Conduite d’un véhicule pour le travail : quelles obligations pour le salarié et l’employeur ?
De nombreux salariés conduisent un véhicule dans le cadre de leur travail, que cela soit de façon occasionnelle ou régulière (commerciaux, artisans, conducteurs routiers…). L’employeur peut-il avoir connaissance du relevé de points ? Le salarié doit-il informer son employeur d’une éventuelle suspension ou annulation de son permis ? Le point sur les obligations pour le salarié et l’employeur.
Tous les véhicules nécessitent-ils la détention d’un permis spécifique pour leur conduite ?
A chaque type de véhicule sa catégorie de permis de conduire.
Les différentes catégories de permis de conduire et de véhicules étant précisées aux articles R. 221-4 et R 221-7 du Code de la route. Par exception, la conduite de certains véhicules, ne nécessite pas de permis de conduire. Il s’agit essentiellement de véhicules dont la vitesse maximale par construction est faible et qui, pour certains d’entre eux, ne sont pas destinés principalement au transport mais à des usages particuliers (à titre d’exemples, certains engins de travaux publics, de manutention automoteurs, ou encore certains cyclomoteurs ou quads).
Enfin, d’autres véhicules s’ils ne nécessitent pas de permis de conduire, ne peuvent être conduits qu’après une formation (cyclomoteurs, quadricycles légers notamment).
À noter :
L’obligation de détention du permis de conduire, quand elle s’impose, s’applique aussi bien sur les voies ouvertes à la circulation publique que dans les lieux privés (entreprises, parkings privés).
Comment l’employeur peut-il vérifier la détention du permis de conduire par le salarié ?

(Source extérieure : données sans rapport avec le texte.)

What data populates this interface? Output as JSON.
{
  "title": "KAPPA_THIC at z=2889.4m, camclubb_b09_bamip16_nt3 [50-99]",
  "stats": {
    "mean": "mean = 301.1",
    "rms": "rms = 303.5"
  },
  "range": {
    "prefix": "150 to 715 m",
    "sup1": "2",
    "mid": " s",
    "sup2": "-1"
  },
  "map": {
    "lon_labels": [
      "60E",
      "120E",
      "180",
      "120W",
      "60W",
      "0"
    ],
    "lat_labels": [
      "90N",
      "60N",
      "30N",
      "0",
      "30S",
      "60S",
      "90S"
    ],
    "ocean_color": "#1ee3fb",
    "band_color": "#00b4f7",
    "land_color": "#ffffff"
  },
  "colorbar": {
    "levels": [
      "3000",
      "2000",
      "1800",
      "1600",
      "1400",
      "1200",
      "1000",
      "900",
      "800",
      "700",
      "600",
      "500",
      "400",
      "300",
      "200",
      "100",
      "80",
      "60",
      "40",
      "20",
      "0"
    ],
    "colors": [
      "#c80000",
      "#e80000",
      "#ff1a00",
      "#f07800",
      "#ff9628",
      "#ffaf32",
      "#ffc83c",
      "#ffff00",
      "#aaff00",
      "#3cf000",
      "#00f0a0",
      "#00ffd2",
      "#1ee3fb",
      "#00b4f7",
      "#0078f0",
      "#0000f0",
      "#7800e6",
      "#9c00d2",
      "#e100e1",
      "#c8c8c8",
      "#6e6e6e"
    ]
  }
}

Dans le cadre de la démarche de prévention du risque routier, l'employeur qui affecte un salarié à un poste de travail impliquant la conduite d'un véhicule automobile, doit s'assurer que ce dernier est bien en possession d'un permis en cours de validité et correspondant à la catégorie requise. Le salarié interrogé par l'employeur sur sa détention effective d'un permis de conduire doit répondre de bonne foi, à partir du moment où la possession d'un tel document présente un lien direct avec l'emploi qu’il est amené à occuper. Une clause du contrat de travail peut rappeler au salarié que la détention d’un permis est nécessaire à son activité professionnelle. Enfin, il appartient à l'employeur de vérifier périodiquement que ses chauffeurs sont toujours titulaires du permis de conduire, en se faisant présenter matériellement le titre officiel, avant un départ en mission à bord d'un véhicule de l'entreprise par exemple ou de façon régulière.
À noter :
Le permis détenu par un conducteur est unique et sert donc à la fois pour conduire un véhicule, dans le cadre de son travail ou pour un usage personnel, dans le cadre de sa vie privée.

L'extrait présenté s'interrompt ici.